Practical experience in a veterinary hospital is also often part of the curriculum in an associate's degree program for aspiring veterinary technicians. An externship can be completed during a student's last semester of an associate's degree program for veterinary technology or animal science. However, if there is a high hourly requirement to fulfill this externship, then it is may need to be completed during the summer between the first and second years of enrollment. Externship participants assist veterinarians by taking blood samples, weighing animals and sterilizing surgical instruments. Students learn to handle stressful situations, such as working with difficult animals, and to manage their emotions while completing work in a professional manner.
Pharmacy technicians’ primary responsibility is dispensing prescription medication, which requires great attention to detail. Pharmacy techs must be able to measure, mix, dose and dispense appropriate amounts of medication based on the pharmacist’s orders. They may also be involved with data entry tasks to update patient records and fill prescription orders.
There are many pharmacy technician jobs available in community pharmacies such as the ones you find in your local grocery or drug store. Working in community pharmacies means working with people. If you like an active environment where keeping customers happy and comfortable is important, pharmacy technician jobs in community pharmacies offer some great advancement opportunities.
Weatherford College’s Certificate-level Veterinary Assisting program is taught at their campus in the town of Weatherford, TX. This public college has approximately 5,613 students in total, with most students on 2-year programs. The college is accredited by the Southern Association of Colleges and Schools, Commission on Colleges. Fees for tuition for in-district students are roughly about $2,400 and are $3,720 and $5,280 for in-state and out-of-state students respectively. Study materials can cost roughly $1,200, depending on the program chosen.
McLennan Community College offers various Certificate program options in Veterinary Technology a Certificate program and a Associate program. Classes are taken at their campus in the city of Waco, TX. This public college has approximately 8,294 students in total, with the majority of students on 2-year programs.
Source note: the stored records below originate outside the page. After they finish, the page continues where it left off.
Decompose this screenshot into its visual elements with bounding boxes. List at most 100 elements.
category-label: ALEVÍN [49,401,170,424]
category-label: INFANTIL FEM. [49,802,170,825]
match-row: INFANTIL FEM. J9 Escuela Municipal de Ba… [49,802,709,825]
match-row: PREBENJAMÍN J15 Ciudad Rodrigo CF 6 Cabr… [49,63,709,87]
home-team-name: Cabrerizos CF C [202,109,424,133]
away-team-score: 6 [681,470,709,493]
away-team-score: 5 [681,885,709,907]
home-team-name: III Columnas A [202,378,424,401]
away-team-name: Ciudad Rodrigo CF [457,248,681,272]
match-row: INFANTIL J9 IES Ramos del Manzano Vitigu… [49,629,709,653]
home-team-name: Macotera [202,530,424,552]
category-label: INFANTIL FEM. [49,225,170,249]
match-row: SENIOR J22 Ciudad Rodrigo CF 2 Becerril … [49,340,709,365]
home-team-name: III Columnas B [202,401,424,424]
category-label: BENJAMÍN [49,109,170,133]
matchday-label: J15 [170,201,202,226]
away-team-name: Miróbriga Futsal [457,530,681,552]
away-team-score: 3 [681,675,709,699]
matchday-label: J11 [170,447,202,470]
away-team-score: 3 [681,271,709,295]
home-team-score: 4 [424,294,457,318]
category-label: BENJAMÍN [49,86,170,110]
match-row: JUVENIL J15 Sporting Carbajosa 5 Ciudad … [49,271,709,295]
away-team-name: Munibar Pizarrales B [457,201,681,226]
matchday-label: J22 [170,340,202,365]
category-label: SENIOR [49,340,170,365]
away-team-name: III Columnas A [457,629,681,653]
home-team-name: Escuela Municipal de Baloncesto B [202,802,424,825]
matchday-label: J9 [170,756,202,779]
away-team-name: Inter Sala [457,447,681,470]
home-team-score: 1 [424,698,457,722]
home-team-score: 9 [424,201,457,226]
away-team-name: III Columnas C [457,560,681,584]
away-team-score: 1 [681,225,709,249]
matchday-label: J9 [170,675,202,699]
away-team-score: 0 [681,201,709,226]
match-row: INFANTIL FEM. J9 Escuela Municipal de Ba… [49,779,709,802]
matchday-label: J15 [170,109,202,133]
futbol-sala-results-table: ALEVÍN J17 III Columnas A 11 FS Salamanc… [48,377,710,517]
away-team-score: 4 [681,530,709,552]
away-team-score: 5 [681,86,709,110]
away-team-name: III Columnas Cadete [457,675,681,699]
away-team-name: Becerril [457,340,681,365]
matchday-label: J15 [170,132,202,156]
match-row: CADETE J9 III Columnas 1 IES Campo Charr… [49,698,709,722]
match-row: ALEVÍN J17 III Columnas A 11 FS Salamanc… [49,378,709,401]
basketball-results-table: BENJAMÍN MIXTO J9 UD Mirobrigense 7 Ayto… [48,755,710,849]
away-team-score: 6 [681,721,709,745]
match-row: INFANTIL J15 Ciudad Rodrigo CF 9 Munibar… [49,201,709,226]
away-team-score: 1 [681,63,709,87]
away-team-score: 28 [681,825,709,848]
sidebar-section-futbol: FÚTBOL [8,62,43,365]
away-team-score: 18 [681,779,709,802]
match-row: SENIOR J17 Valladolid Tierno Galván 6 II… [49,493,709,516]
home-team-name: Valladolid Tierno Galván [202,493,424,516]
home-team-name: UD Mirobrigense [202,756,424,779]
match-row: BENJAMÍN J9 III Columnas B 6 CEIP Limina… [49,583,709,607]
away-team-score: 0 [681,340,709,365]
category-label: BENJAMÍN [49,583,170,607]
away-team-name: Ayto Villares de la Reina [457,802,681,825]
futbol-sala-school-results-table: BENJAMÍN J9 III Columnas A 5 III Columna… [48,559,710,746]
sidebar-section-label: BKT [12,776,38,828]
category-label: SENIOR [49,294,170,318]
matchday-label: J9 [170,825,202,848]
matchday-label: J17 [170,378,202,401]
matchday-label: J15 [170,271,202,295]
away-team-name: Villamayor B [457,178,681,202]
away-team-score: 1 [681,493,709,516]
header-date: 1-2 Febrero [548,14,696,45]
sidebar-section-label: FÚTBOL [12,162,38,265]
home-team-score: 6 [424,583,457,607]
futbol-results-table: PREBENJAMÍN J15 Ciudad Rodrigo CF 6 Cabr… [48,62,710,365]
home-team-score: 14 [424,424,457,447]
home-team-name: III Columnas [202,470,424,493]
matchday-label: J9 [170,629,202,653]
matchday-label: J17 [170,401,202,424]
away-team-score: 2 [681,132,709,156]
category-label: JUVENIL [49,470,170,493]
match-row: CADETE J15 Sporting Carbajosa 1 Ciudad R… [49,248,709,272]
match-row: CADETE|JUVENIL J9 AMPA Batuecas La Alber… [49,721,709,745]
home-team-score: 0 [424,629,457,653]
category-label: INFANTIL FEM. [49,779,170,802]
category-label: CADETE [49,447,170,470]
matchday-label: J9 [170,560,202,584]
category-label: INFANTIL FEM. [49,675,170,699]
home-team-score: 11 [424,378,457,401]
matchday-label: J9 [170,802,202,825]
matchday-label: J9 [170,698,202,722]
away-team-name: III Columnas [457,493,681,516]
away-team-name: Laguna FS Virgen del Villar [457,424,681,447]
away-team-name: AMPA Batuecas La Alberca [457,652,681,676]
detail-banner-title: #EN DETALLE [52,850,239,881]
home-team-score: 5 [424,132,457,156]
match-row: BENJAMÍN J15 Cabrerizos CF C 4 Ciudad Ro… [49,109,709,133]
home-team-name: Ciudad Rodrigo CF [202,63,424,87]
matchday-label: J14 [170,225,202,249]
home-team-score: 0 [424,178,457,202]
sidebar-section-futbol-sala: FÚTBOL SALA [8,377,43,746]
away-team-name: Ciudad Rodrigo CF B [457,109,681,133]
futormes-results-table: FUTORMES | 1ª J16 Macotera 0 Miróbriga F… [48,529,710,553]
The college is accredited by the Southern Association of Colleges and Schools, Commission on Colleges. The cost of tuition for in-district students is generally around $2,760 and are $3,192 and $4,560 for in-state and out-of-state students respectively. Study materials can cost around $1,260, depending on the program chosen.
Service technicians also use many common hand tools, such as wrenches, pliers, and sockets and ratchets. Service technicians generally own these tools themselves. In fact, experienced workers often have thousands of dollars invested in their personal tool collection. For example, some invest in their own set of pneumatic tools—such as impact wrenches—powered by compressed air.
At Ryder, being a technician is about more than working on some of the highest quality vehicles in the business. It’s about mentorship and being trained and certified in the most recent technologies. It’s about working on a variety of vehicle models, brands, and types. But most importantly, it’s about having the chance to advance in your career, while experiencing the responsibility, compensation, and learning environment that only Ryder can offer.